The rise of vaccine virtue-signalling

25 May 2021

3:00 PM

25 May 2021

3:00 PM

I’ve bemoaned the ‘no Tories please’ line on dating profiles many a time. Closed-minded and over-used, it’s a banal way for university freshers to virtue signal their wokeness. It’s a phase many go through, and, more’s the pity, do not all grow out of.

But as of late, a new, equally lacklustre profile-essential has emerged — one’s Covid vaccine record. Across the pond in the USA, where I’m currently based, twenty-somethings seem set on flaunting their team Pfizer, Moderna, or one-shot Johnson & Johnson credentials. And this begs the question of why?

Because, to be quite honest, few things would make me swipe left faster.

Take Payne, a 23-year-old financial journalist, whose Hinge profile reads ‘I take pride in… my covid vaccine’. Are his accomplishments so few in number that getting an injection is noteworthy for him, or is he genuinely proud of the fact he’s rolled up his sleeve, joining the likes of millions of other vaccinated Americans? Either way, it’s a no from me. Or how about James, a law firm associate, whose appearance I can’t judge as his Hinge profile picture is a photo of his vaccine card?

Bumble’s hopefuls offer no greater originality of thought, with countless profiles listing ‘vaccinated’ in their bios. Curious, and probably a sign of me needing a few new hobbies, I decided to calculate just how common a trope this was. On average, I came across one profile a minute that included this one-worder, or a variant of. Some would-be daters even devote the entire ‘about me’ box to the issue.

Please let us not mistake a vaccine shot for a personality. If your response to ‘tell me about yourself’ features your medical history, you really aren’t selling yourself. In liberal, metropolitan New York, where everyone over 18 is eligible for the vaccine and it couldn’t be easier to find providers, antibodied lads and lasses should stop thinking they’re quite so special. It’s been a long year of inescapable Covid-this and Covid-that. I could do without your freshly jabbed arm as a conversation starter.

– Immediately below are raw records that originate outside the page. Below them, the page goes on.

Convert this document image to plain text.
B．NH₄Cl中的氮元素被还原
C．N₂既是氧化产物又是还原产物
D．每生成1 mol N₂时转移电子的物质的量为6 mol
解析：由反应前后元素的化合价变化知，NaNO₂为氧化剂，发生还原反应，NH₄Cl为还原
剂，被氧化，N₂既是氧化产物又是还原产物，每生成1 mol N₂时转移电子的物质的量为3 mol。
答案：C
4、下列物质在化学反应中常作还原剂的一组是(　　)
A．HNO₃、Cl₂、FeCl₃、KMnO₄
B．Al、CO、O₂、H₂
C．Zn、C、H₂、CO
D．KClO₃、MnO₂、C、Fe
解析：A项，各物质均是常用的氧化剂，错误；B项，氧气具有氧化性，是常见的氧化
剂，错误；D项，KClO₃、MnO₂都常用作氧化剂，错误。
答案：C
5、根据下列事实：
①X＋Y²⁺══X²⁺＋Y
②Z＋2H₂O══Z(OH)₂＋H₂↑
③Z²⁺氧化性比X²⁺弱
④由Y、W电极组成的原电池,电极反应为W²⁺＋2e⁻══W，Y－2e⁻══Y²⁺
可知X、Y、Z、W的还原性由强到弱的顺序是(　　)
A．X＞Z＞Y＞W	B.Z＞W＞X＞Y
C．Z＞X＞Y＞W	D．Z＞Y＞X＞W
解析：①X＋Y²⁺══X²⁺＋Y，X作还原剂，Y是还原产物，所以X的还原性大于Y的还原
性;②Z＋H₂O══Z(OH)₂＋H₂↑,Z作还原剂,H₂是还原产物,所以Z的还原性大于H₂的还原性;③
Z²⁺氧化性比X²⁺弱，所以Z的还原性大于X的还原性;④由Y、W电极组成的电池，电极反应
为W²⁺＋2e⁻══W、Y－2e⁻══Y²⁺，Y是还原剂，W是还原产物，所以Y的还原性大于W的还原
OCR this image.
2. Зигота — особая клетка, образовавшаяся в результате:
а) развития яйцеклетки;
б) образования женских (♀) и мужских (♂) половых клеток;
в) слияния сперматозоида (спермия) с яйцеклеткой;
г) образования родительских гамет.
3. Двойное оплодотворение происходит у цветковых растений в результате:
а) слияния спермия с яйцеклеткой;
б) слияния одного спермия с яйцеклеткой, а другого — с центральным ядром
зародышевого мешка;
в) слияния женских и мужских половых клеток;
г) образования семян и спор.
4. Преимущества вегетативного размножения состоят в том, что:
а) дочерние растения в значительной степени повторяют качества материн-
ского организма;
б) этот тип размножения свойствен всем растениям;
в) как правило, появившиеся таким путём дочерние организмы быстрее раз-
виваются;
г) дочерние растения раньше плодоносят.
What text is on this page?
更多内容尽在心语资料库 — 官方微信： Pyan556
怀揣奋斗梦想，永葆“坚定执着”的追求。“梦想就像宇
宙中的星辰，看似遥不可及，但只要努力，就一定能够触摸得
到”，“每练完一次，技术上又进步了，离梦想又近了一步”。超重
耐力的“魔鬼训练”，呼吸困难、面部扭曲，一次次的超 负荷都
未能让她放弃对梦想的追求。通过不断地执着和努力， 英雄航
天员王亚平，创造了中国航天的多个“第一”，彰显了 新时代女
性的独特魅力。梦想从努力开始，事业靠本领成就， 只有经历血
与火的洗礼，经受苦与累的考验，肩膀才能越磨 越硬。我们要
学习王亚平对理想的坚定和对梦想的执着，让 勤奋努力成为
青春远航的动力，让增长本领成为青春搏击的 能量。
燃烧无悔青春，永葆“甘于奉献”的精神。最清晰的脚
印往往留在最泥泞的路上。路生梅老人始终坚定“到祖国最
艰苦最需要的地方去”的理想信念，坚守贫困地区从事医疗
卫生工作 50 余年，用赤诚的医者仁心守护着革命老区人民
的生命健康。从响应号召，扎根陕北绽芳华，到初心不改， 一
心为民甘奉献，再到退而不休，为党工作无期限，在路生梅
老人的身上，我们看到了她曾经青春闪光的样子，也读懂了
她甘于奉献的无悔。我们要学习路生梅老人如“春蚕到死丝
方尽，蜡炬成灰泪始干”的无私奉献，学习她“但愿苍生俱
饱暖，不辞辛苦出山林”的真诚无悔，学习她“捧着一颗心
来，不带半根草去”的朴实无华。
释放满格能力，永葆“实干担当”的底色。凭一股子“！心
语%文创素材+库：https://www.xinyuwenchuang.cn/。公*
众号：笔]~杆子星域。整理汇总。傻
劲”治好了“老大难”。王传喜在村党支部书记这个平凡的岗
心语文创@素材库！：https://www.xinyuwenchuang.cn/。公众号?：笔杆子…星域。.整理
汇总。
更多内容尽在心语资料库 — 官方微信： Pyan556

Of course, those inclined to give the young the benefit of the doubt will say this immunisation CV puts other singletons at ease. We must, after all, stay safe in these unprecedented times. Last week Andy Salvitt, a White House senior adviser on the response to Covid-19 announced that dating sites like Bumble, Tinder, and Hinge were ‘announcing a series of features to encourage vaccinations and help meet people who have that universally attractive quality: they’ve been vaccinated against Covid-19’. To such a chorus of cotton wool-wrapped kill joys, I say give me a break.

And, to be frank, if you’re on Tinder for a quick hook up, then AstraZeneca’d Amy shouldn’t really check more boxes than haven’t-got-around-to-it Hannah. If you’re not asking for STD checks then you probably shouldn’t be bothered about Covid.

Far from being a public safety announcement, I suspect the obsession with proclaiming vaccine status mirrors much of the ‘no Tories please’ showmanship. On this side of the pond, attitudes to vaccines are more politically divided than what you’ll find back in Blighty. Republicans tend to be more vaccine hesitant than their Democratic counterparts, and states with higher Trump vote-share trail behind blue Biden states for rolling out the vaccine. Including your vaccine clan in your dating bio is a not-so-subtle way of saying your vote is in vogue. Or, if you are a conservative young person, you’re not one of those Republicans.

Getting up from dinner the other night — a warm sunny evening, I might add — my fully vaccinated friend donned her facemask for our walk to the station lest she ‘look like a Trump supporter’. As a young, ethnic female, her chances of being pinned as such were slim. All the same, for the sake of keeping up political appearances, on the mask went.

And so while I rejoice at the news coming from England that Boris Johnson has scrapped plans to introduce vaccine-passports for pubs, I’m reminded that the fiasco is far from over. If the US is anything to go by, the obsession with virtue-signalling our vaccine status will not go away anytime soon.